Une activité salariée présuppose l'existence d'un lien de subordination, même en l'absence de contrat de travail écrit. En quoi consiste ce lien de subordination dans la pratique ? Quelles sont ses conséquences sur les droits du salarié et de l'employeur ? À quelles sanctions disciplinaires peut recourir l'employeur en cas de non-respect du lien de subordination ?

Autant de questions que beaucoup se posent. Nous faisons le point pour vous aider à y voir plus clair !

Que dit la loi sur le lien de subordination ?

La relation juridique établie entre un salarié et un employeur est qualifiée de lien de subordination. Bien que ce lien ne soit pas caractérisé dans le Code du travail, ses paramètres sont clairement définis par la jurisprudence

On peut ainsi le caractériser comme « l'exécution d'un travail sous l'autorité d'un employeur qui a le pouvoir de donner des ordres et des directives, d'en contrôler l'exécution et de sanctionner les manquements de son subordonné. »

(Cour de cassation, 12 février 2009, pourvoi n°07-21790) - http://www.lexinter.net/JPTXT4/JP2005/assujettissement_a_la_securite_sociale_et_lien_de_subordination.htm

Comment se matérialise-t-il entre l'employeur et le salarié ?

Dans la pratique, plusieurs éléments peuvent faire état de l'existence d'un lien de subordination entre l'employeur et son salarié.

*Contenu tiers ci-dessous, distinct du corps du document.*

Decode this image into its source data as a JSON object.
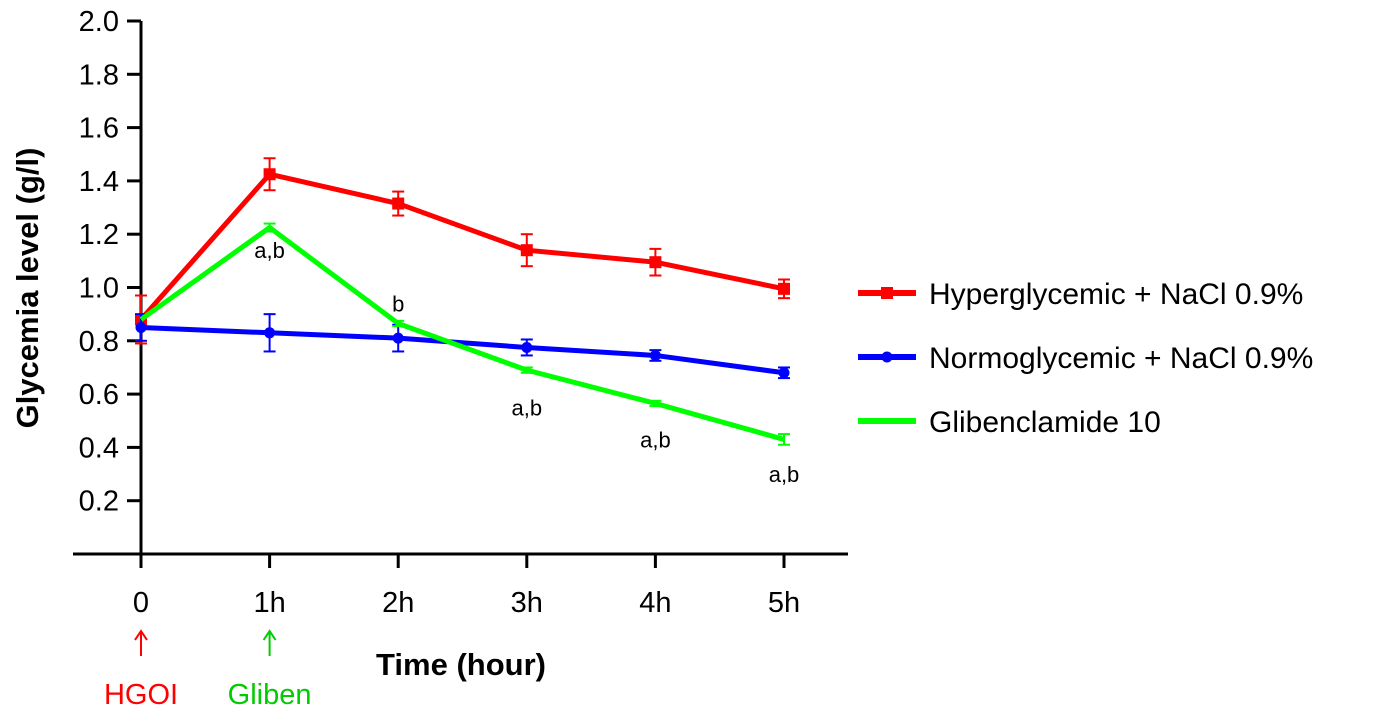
{
  "chart_data": {
    "type": "line",
    "xlabel": "Time (hour)",
    "ylabel": "Glycemia level (g/l)",
    "categories": [
      "0",
      "1h",
      "2h",
      "3h",
      "4h",
      "5h"
    ],
    "ylim": [
      0,
      2.0
    ],
    "yticks": [
      "0.2",
      "0.4",
      "0.6",
      "0.8",
      "1.0",
      "1.2",
      "1.4",
      "1.6",
      "1.8",
      "2.0"
    ],
    "grid": false,
    "legend_position": "right",
    "series": [
      {
        "name": "Hyperglycemic + NaCl 0.9%",
        "color": "#ff0000",
        "marker": "square",
        "values": [
          0.88,
          1.425,
          1.315,
          1.14,
          1.095,
          0.995
        ],
        "errors": [
          0.09,
          0.06,
          0.045,
          0.06,
          0.05,
          0.035
        ]
      },
      {
        "name": "Normoglycemic + NaCl 0.9%",
        "color": "#0000ff",
        "marker": "circle",
        "values": [
          0.85,
          0.83,
          0.81,
          0.775,
          0.745,
          0.68
        ],
        "errors": [
          0.05,
          0.07,
          0.05,
          0.03,
          0.02,
          0.02
        ]
      },
      {
        "name": "Glibenclamide 10",
        "color": "#00ff00",
        "marker": "none",
        "values": [
          0.88,
          1.225,
          0.865,
          0.69,
          0.565,
          0.43
        ],
        "errors": [
          0.0,
          0.015,
          0.01,
          0.01,
          0.01,
          0.02
        ]
      }
    ],
    "annotations": [
      {
        "text": "a,b",
        "x": "1h",
        "y": 1.11
      },
      {
        "text": "b",
        "x": "2h",
        "y": 0.91
      },
      {
        "text": "a,b",
        "x": "3h",
        "y": 0.52
      },
      {
        "text": "a,b",
        "x": "4h",
        "y": 0.4
      },
      {
        "text": "a,b",
        "x": "5h",
        "y": 0.27
      }
    ],
    "markers": [
      {
        "text": "HGOI",
        "x": "0",
        "color": "#ff0000"
      },
      {
        "text": "Gliben",
        "x": "1h",
        "color": "#00cc00"
      }
    ]
  }
}
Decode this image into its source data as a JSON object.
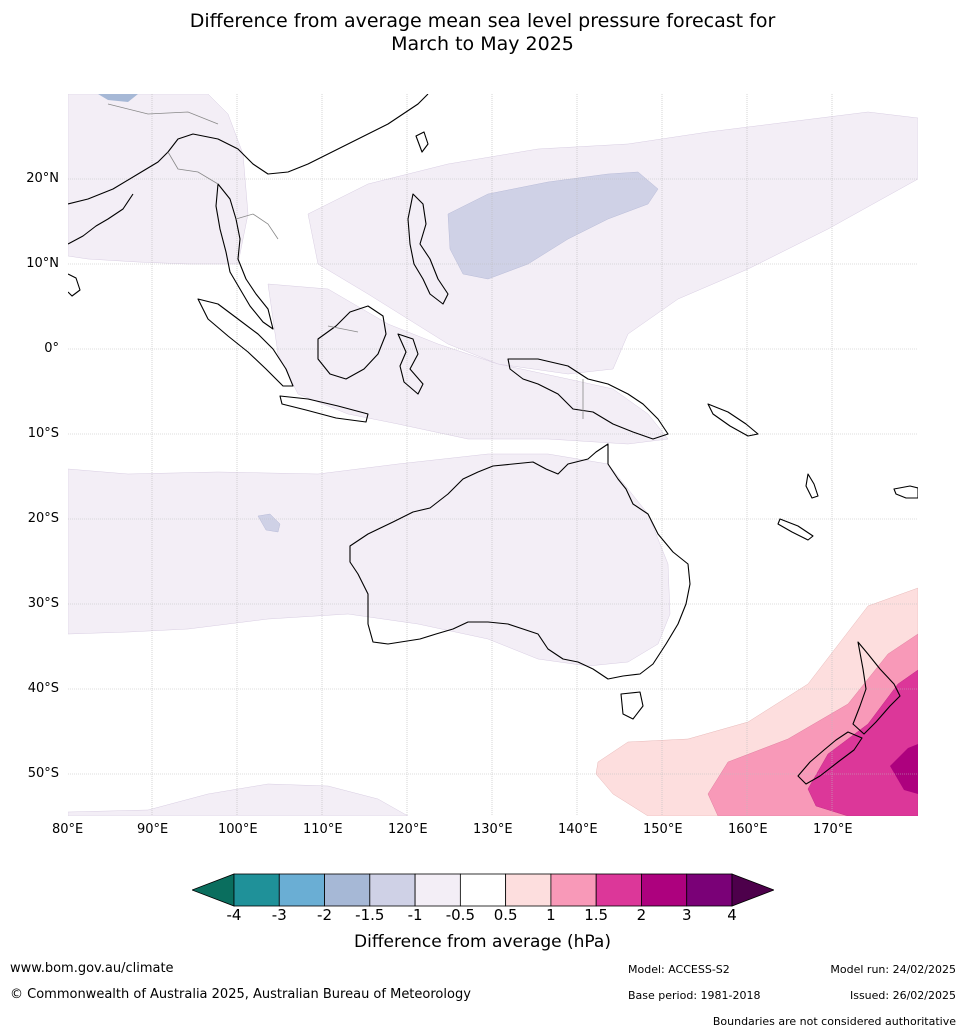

Ainsi, le salarié est tenu de respecter certaines règles, qu'elles soient explicitement établies par l'employeur ou non.

Classiquement, il s'agira pour lui de réaliser les tâches qui lui sont confiées en respectant un certain nombre procédures ou, tout du moins, avec application. Par ailleurs, le salarié se doit également de respecter des horaires de travail et de travailler en bonne intelligence avec ses collègues.

Bien sûr, ces règles ne sont pas unilatérales puisque l'employeur lui-même est tenu de verser un salaire à son salarié en contrepartie de son travail. De plus, l'employeur doit assurer la sécurité et l'hygiène du salarié lorsqu'il est sur son lieu de travail.

Les droits de l'employeur 

Le lien de subordination donne des droits à l'employeur. Le plus significatif d'entre eux est sans nul doute le droit de sanctionner tout salarié qui manquerait volontairement ou involontairement à ses obligations

Les cas de figure les plus répandus sont :

  • le non-respect des horaires de travail, 
  • les absences répétées et injustifiées,
  • les tâches négligées ou non réalisées,
  • la divulgation d'informations confidentielles et/ou sensibles,
  • le comportement déplacé ou violent envers l'employeur ou un collègue.

Les garanties du salarié

De son côté, le salarié peut également compter sur des garanties prévues pour limiter les éventuels abus de son employeur.

Outre le fait que le montant minimum de son salaire est fixé par loi (ou par la convention collective du secteur), le salarié bénéficie également du droit au respect de sa vie privée sur son lieu de travail.

Par ailleurs, et il s'agit là d'un point fondamental, la rupture du contrat de travail (déterminé ou indéterminé) est strictement encadrée par la loi.

Quelles mesures en cas de non-respect du lien de subordination ?

Sauf cas de simple avertissement, l'employeur a le devoir de convoquer son salarié en cas de sanction. Celui-ci a alors la possibilité de se faire assister par un représentant du personnel. 

Concernant la sanction en elle-même, elle peut prendre la forme d'une mutation ou d'une rétrogradation, souvent accompagnée d'une baisse de salaire ; d'une mise à pied ; et dans les cas les plus graves, d'un licenciement.

Il est néanmoins indispensable de préciser que l'employeur a l'obligation de motiver son recours à la sanction, quelle que soit sa nature.

De plus, en cas de licenciement abusif pour des raisons discriminatoires ou sans motif réel, le salarié à la possibilité de se retourner contre son employeur.